Истязания и издевательства, которым подвергались многие КР, бытовики и уголовники в лагерях, включая и «Соловки – 1929», хорошо описаны. Эти действия администрации лагерей преследовали две основные цели: 1 в самом зародыше пресечь любую мысль о сопротивлении; 2. (в первую очередь применительно именно к КР) подавить в заключённом всё человеческое, подавить безвозвратно (как у В.Орлова: «на что мне права человека, я давно уже не человек»). Упоминание о таком обращении с заключёнными как о «перевоспитании», «выращивании сверхчеловека» возможны только в лживых текстах, подобных тексту Д.Быкова (например, одобрительно об «интенсивной занятости заключённых» стр. Г290). Д.Быков лишь переводит на свой блудливый язык известную формулу Галича: «А за то, что не жгут, как в Освенциме, ты ещё им спасибо скажи». Не просто уцелеть, но и ещё в достаточной степени сохранить себя как личность, удавалось немногим. Кроме простой удачи (помощь работников медсанчасти и т.п.) в значительной мере это касалось специалистов, необходимых для жизнедеятельности данного лагерно-производственного комплекса.

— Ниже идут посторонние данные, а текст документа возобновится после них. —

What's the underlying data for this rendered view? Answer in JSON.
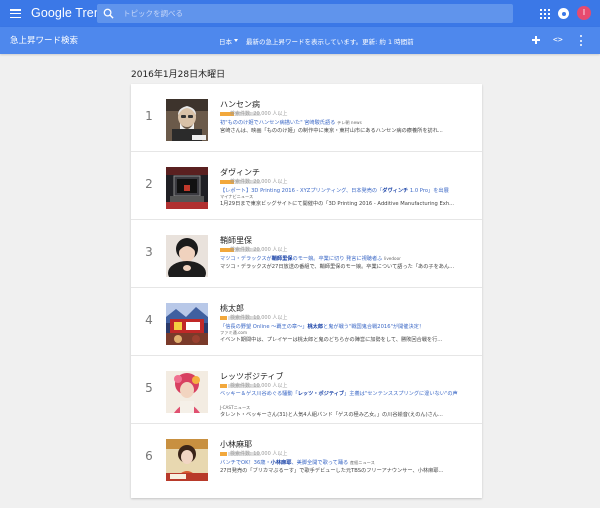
{
  "app": {
    "title": "Google Trends",
    "search_placeholder": "トピックを調べる",
    "avatar_letter": "I"
  },
  "subbar": {
    "page_title": "急上昇ワード検索",
    "region": "日本",
    "status": "最新の急上昇ワードを表示しています。更新: 約 1 時間前"
  },
  "date_heading": "2016年1月28日木曜日",
  "colors": {
    "topbar": "#3b78e7",
    "subbar": "#4e88ed",
    "bar": "#f2a83c",
    "link": "#3b68c6"
  },
  "trends": [
    {
      "rank": "1",
      "title": "ハンセン病",
      "volume": "検索件数: 20,000 人以上",
      "bar_fraction": 0.35,
      "link_pre": "初\"もののけ姫でハンセン病描いた\" 宮崎駿氏語る",
      "link_bold": "",
      "link_post": "",
      "source": "テレ朝 news",
      "snippet": "宮崎さんは、映画「もののけ姫」の制作中に東京・東村山市にあるハンセン病の療養所を訪れ..."
    },
    {
      "rank": "2",
      "title": "ダヴィンチ",
      "volume": "検索件数: 20,000 人以上",
      "bar_fraction": 0.35,
      "link_pre": "【レポート】3D Printing 2016 - XYZプリンティング、日本発売の「",
      "link_bold": "ダヴィンチ",
      "link_post": " 1.0 Pro」を出展",
      "source": "マイナビニュース",
      "snippet": "1月29日まで東京ビッグサイトにて開催中の「3D Printing 2016 - Additive Manufacturing Exh..."
    },
    {
      "rank": "3",
      "title": "鞘師里保",
      "volume": "検索件数: 20,000 人以上",
      "bar_fraction": 0.35,
      "link_pre": "マツコ・デラックスが",
      "link_bold": "鞘師里保",
      "link_post": "のモー娘。卒業に切り 発言に視聴者ふ",
      "source": "livedoor",
      "snippet": "マツコ・デラックスが27日放送の番組で、鞘師里保のモー娘。卒業について語った「あの子をあん..."
    },
    {
      "rank": "4",
      "title": "桃太郎",
      "volume": "検索件数: 10,000 人以上",
      "bar_fraction": 0.18,
      "link_pre": "「信長の野望 Online ～覇王の章～」",
      "link_bold": "桃太郎",
      "link_post": "と鬼が戦う\"戦国鬼合戦2016\"が開催決定！",
      "source": "ファミ通.com",
      "snippet": "イベント期間中は、プレイヤーは桃太郎と鬼のどちらかの陣営に加勢をして、勝敗回合戦を行..."
    },
    {
      "rank": "5",
      "title": "レッツポジティブ",
      "volume": "検索件数: 10,000 人以上",
      "bar_fraction": 0.18,
      "link_pre": "ベッキー＆ゲス川谷めぐる騒動「",
      "link_bold": "レッツ・ポジティブ",
      "link_post": "」主義は\"センテンススプリングに違いない\"の声",
      "source": "J-CASTニュース",
      "snippet": "タレント・ベッキーさん(31)と人気4人組バンド「ゲスの極み乙女。」の川谷絵音(えのん)さん..."
    },
    {
      "rank": "6",
      "title": "小林麻耶",
      "volume": "検索件数: 10,000 人以上",
      "bar_fraction": 0.18,
      "link_pre": "バンチでOK！36歳・",
      "link_bold": "小林麻耶",
      "link_post": "、美脚全開で歌って踊る",
      "source": "産経ニュース",
      "snippet": "27日発売の「ブリカマぶるーす」で歌手デビューした元TBSのフリーアナウンサー、小林麻耶..."
    }
  ]
}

Уголовников первоначально именовали СВЭ – «социально-вредный элемент». Однако ко времени прибытия Горького на Соловки уже начался процесс по сближению лагерной администрации с уголовниками. Их стали называть «социально-близкими» (в отличие от не поддающихся «перевоспитанию» «контрреволюционеров»), назначать на административные должности – бригадиров и т.п. Именно на их примере демонстрировали Горькому «успехи перевоспитания» в 1929 и 1933 годах. На Соловках, Горький послушно смотрел только туда, куда ему показывали. Его привели в караулку, из которой только что вынесли стойки с винтовками, и познакомили с чекистами, переодетыми в новенькие арестантские робы. Он побеседовал с этими ряжеными и впоследствии с восторгом рассказывал о великой воспитательной работе чекистов, успешно формирующих сознательных строителей социализма из отбросов общества. В 1933 году – на Беломорканале в аналогичном спектакле охотно участвовали и настоящие уголовники. М.Пришвин («В краю непуганых птиц», 1934) стыдил Горького: делает вид, что принимает за чистую монету отвратительные спектакли «чудесного перевоспитания», которые разыгрывают перед ним чекисты и заключённые – уголовники. Пришвин этой книгой отбоярился от участия в горьковском гроссбухе, посвящённом каналу. Эта книга, ещё в рукописи, никак не могла миновать Горького. Если бы Горький считал упрёки Пришвина несправедливыми, то нашёл бы способ уговорить Пришвина смягчить тон. Сказанное – это всё, что имеется по поводу успехов «перевоспитания», «пересоздания человека»: спектакли, которые умиляли Горького, и омерзительно наивный – до гнусной лживости - комментарий Д.Быкова к этим текстам. Это было главной мечтой всей жизни Горького, и вот, на склоне лет (на сколько ещё лет жизни он мог рассчитывать, такой потрёпанный этой самой жизнью?) ему, казалось бы, предоставлялась возможность успеть – увидеть эту мечту воплощенной (или, хотя бы – воплощаемой) в реальности! Стоит ли удивляться тому, что он, как и в Москве в 1928 году 39 , поддался искушению и гнал от себя, вопреки очевидному, сомнения в подлинности происходящего?! Сталин и Ягода хорошо знали об этой слабости Горького и превосходно на ней сыграли. 40 Подобные спектакли в лагерях устраивали позже и для иностранных корреспондентов («История», стр. 902). «И лишь на Колыме и Соловках/ Россия та, что будет жить в веках» (Г.Иванов «Россия тридцать лет живёт в тюрьме»).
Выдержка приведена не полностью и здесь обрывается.